Each benchmark was run over 500 iterations to ensure reliable results and account for variability. The benchmarks were conducted from a separate client machine located within the same network as the AIS cluster, simulating a realistic environment with low network overhead. We measured throughput in megabytes per second (MB/s), calculating the median value to reduce the impact of outliers or transient network fluctuations.
For more details on the benchmarking setup and to view the source code, please refer here.
Total Size | File Size | File Count | ObjectReader Throughput (MB/s) | ObjectFile Throughput (MB/s) | Improvement (%) |
---|---|---|---|---|---|
500 MB | 1 MB | 500 | 370.98 | 425.57 | 14.72 |
500 MB | 10 MB | 50 | 380.22 | 453.64 | 19.31 |
500 MB | 100 MB | 5 | 400.43 | 469.54 | 17.25 |
1 GB | 1 MB | 1000 | 372.75 | 424.17 | 13.79 |
1 GB | 10 MB | 100 | 391.33 | 453.39 | 15.86 |
1 GB | 100 MB | 10 | 398.15 | 466.54 | 17.18 |
10 GB | 1 MB | 10000 | 377.84 | 434.25 | 14.93 |
10 GB | 10 MB | 1000 | 405.66 | 463.46 | 14.25 |
10 GB | 100 MB | 100 | 406.38 | 468.95 | 15.40 |
The benchmark results demonstrate that ObjectFile
consistently achieves higher throughput compared to the baseline ObjectReader.raw()
method across the various configurations tested. Improvements in throughput ranged from approximately 13% to 19% and were observed across different total sizes, file sizes, and file counts. These gains were evident whether dealing with smaller tarballs of 500 MB or larger ones up to 10 GB, and regardless of the individual file sizes within the tarballs.
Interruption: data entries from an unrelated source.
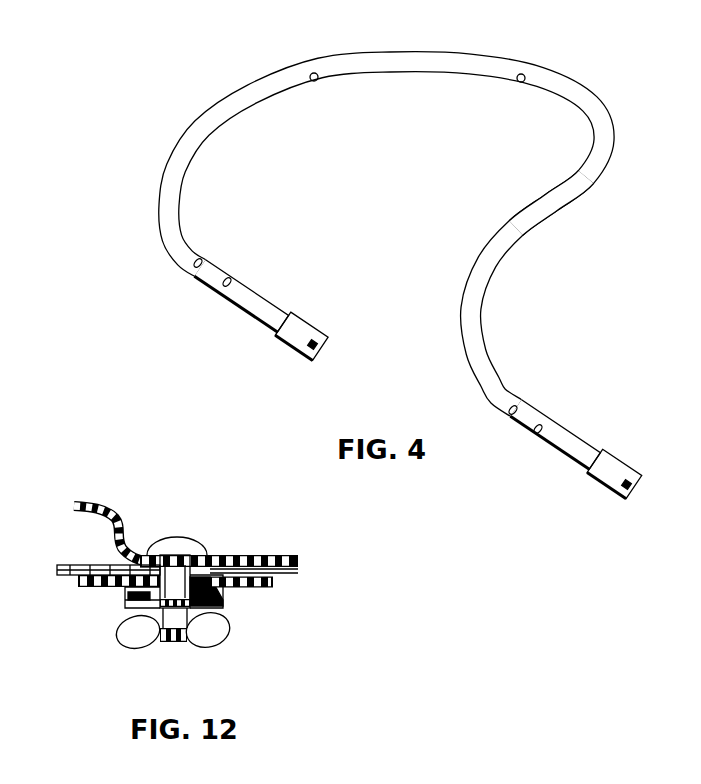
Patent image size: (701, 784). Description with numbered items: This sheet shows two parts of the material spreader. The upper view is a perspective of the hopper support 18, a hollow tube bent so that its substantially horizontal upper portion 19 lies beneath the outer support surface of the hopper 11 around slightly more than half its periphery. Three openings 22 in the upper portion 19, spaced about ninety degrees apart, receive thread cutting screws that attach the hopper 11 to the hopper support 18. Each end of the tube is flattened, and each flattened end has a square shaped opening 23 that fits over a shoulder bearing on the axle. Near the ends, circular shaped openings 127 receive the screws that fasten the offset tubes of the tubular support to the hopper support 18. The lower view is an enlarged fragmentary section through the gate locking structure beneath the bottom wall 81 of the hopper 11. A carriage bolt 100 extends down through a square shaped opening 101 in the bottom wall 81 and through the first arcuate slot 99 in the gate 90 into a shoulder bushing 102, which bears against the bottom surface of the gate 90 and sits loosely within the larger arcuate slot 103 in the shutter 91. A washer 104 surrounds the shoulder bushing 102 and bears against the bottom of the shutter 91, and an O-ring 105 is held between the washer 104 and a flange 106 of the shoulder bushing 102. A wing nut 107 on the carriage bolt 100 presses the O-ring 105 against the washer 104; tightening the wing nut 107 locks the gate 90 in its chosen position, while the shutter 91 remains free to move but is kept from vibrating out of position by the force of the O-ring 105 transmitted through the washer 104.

In FIG. 4, the hopper support 18 is at (553, 218).
In FIG. 4, the upper portion 19 is at (613, 143).
In FIG. 4, the openings / flattened ends 22 is at (316, 81).
In FIG. 4, the square shaped opening 23 is at (323, 352).
In FIG. 4, the circular shaped openings 127 is at (202, 272).
In FIG. 12, the hopper 11 is at (88, 499).
In FIG. 12, the bottom wall 81 is at (278, 553).
In FIG. 12, the gate 90 is at (76, 565).
In FIG. 12, the shutter 91 is at (72, 579).
In FIG. 12, the first arcuate slot 99 is at (181, 565).
In FIG. 12, the carriage bolt 100 is at (206, 548).
In FIG. 12, the square shaped opening 101 is at (166, 566).
In FIG. 12, the shoulder bushing 102 is at (220, 610).
In FIG. 12, the arcuate slot 103 is at (215, 582).
In FIG. 12, the washer 104 is at (267, 590).
In FIG. 12, the O-ring 105 is at (127, 592).
In FIG. 12, the flange 106 is at (123, 603).
In FIG. 12, the wing nut 107 is at (222, 653).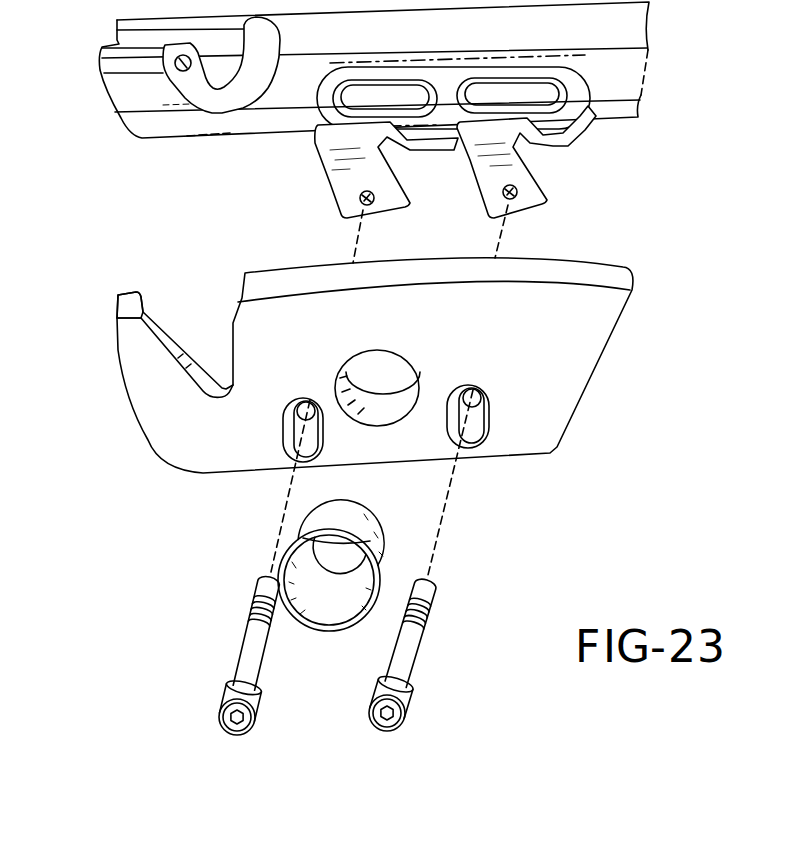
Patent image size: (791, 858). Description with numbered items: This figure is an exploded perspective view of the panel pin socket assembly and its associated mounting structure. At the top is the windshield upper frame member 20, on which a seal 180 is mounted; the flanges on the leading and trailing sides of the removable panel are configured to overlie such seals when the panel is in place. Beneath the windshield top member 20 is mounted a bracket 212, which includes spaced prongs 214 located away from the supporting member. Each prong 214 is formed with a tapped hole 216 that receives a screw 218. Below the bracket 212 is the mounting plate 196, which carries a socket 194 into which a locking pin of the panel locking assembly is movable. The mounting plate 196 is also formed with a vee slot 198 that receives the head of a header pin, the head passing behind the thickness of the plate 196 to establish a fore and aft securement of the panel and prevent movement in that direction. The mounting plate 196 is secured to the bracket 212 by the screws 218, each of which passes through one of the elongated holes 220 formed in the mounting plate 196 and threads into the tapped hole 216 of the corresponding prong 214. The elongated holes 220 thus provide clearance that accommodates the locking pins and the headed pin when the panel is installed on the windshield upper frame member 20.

The seal 180 is at (345, 86).
The windshield upper frame member 20 is at (272, 101).
The bracket 212 is at (431, 184).
The prong 214 is at (342, 200).
The bracket hole 216 is at (374, 201).
The vee slot 198 is at (147, 314).
The mounting plate 196 is at (356, 407).
The elongated hole 220 is at (300, 446).
The socket 194 is at (327, 613).
The screw 218 is at (232, 700).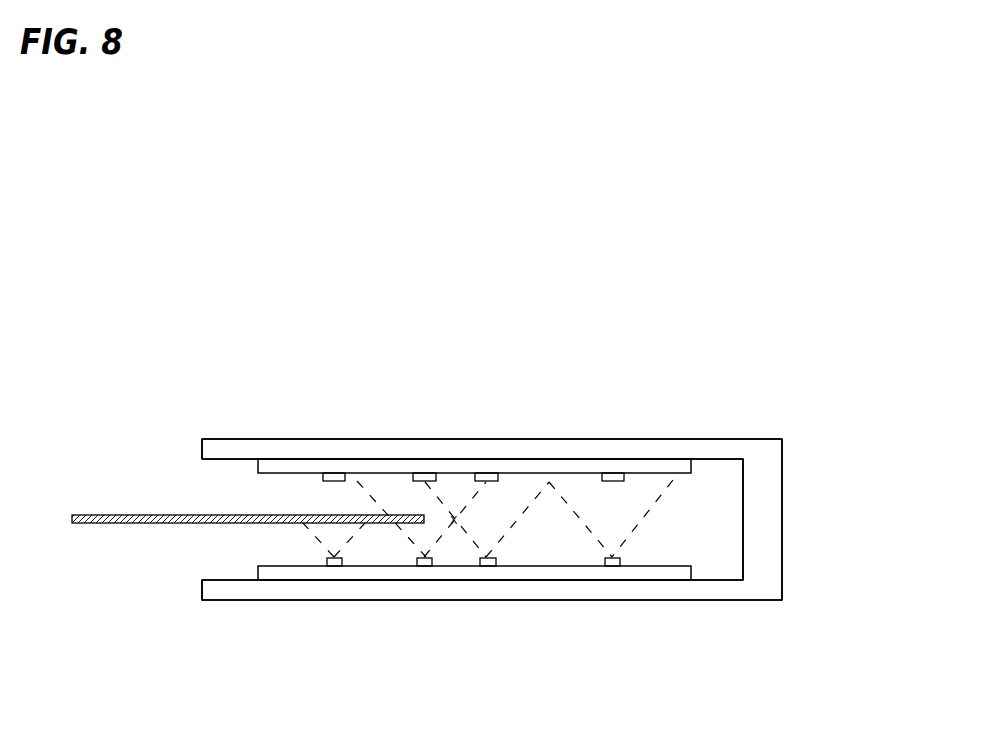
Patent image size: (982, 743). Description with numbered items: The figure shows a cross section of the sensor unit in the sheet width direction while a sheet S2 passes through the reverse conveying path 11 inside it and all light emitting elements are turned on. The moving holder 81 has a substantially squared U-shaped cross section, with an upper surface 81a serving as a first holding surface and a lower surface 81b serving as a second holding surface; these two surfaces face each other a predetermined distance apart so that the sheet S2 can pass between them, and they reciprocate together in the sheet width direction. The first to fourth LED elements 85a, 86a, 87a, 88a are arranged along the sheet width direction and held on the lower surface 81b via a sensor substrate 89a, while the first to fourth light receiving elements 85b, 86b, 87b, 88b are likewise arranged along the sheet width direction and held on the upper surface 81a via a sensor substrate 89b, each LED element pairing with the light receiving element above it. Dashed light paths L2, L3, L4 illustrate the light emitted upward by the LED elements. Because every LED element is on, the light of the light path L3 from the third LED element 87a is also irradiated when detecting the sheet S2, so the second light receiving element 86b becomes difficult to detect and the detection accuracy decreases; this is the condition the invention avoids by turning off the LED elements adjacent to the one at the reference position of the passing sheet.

The moving holder 81 is at (768, 508).
The upper surface 81a is at (217, 447).
The lower surface 81b is at (223, 595).
The reverse conveying path 11 is at (713, 517).
The sensor substrate 89b is at (268, 461).
The sensor substrate 89a is at (268, 574).
The sheet S2 is at (135, 515).
The first light receiving element 85b is at (336, 472).
The second light receiving element 86b is at (430, 472).
The third light receiving element 87b is at (482, 472).
The fourth light receiving element 88b is at (612, 472).
The first LED element 85a is at (325, 566).
The second LED element 86a is at (420, 566).
The third LED element 87a is at (485, 566).
The fourth LED element 88a is at (610, 566).
The light path L2 is at (394, 519).
The light path L3 is at (487, 519).
The light path L4 is at (611, 518).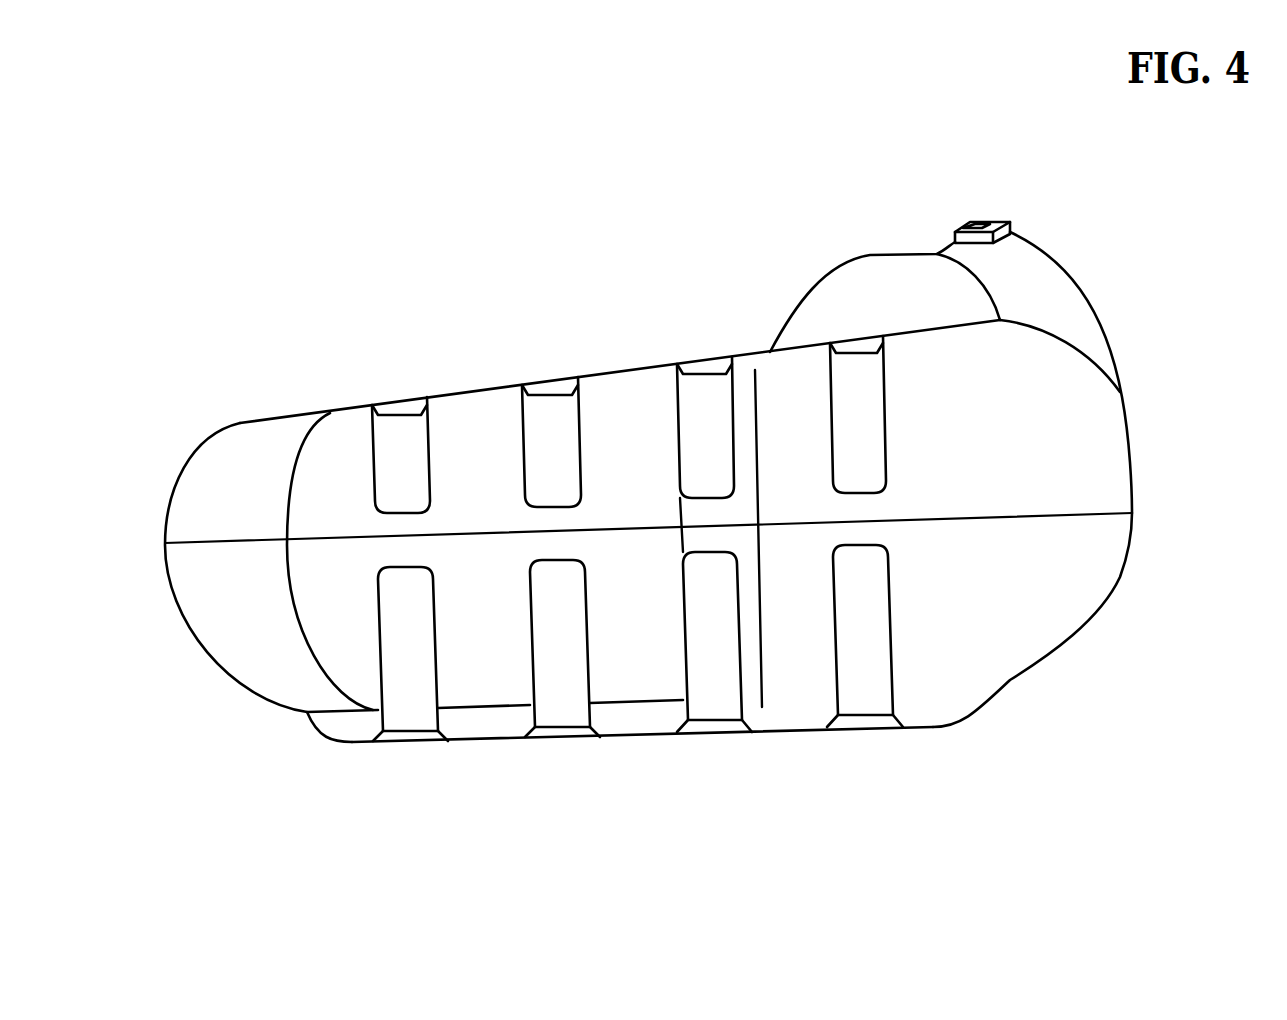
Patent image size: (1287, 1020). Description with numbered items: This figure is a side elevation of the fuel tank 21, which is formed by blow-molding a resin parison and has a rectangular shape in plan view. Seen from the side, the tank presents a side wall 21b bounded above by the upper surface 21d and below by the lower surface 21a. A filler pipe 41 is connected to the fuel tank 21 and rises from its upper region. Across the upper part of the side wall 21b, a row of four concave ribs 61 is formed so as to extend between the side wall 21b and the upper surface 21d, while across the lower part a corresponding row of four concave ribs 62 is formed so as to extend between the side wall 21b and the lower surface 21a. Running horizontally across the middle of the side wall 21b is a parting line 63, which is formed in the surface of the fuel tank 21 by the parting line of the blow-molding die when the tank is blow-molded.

The fuel tank 21 is at (310, 300).
The lower surface 21a is at (650, 737).
The side wall 21b is at (631, 450).
The upper surface 21d is at (478, 390).
The filler pipe 41 is at (1065, 278).
The concave ribs 61 is at (397, 427).
The concave ribs 62 is at (407, 695).
The parting line 63 is at (1048, 513).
This performance improvement is primarily due to ObjectFile
avoiding an extra memory copy per chunk by aggregating data directly. While tarfile
could potentially adopt similar optimizations internally, ObjectFile
provides efficient handling of streamed data for any caller requiring a file-like object.
Conclusion
ObjectFile
provides a memory-optimized, performant, and reliable solution for handling large, streamed datasets. It delivers significant throughput improvements over the existing raw object reader while offering the ability to resume interrupted streams and providing a familiar file-like interface. These enhancements make ObjectFile
an efficient and performant alternative for large-scale data processing, especially in environments where efficiency and speed are critical.
Looking ahead, we aim to further enhance ObjectFile
with parallelized read-ahead functionality, enabling even faster data access by overlapping data fetching with processing.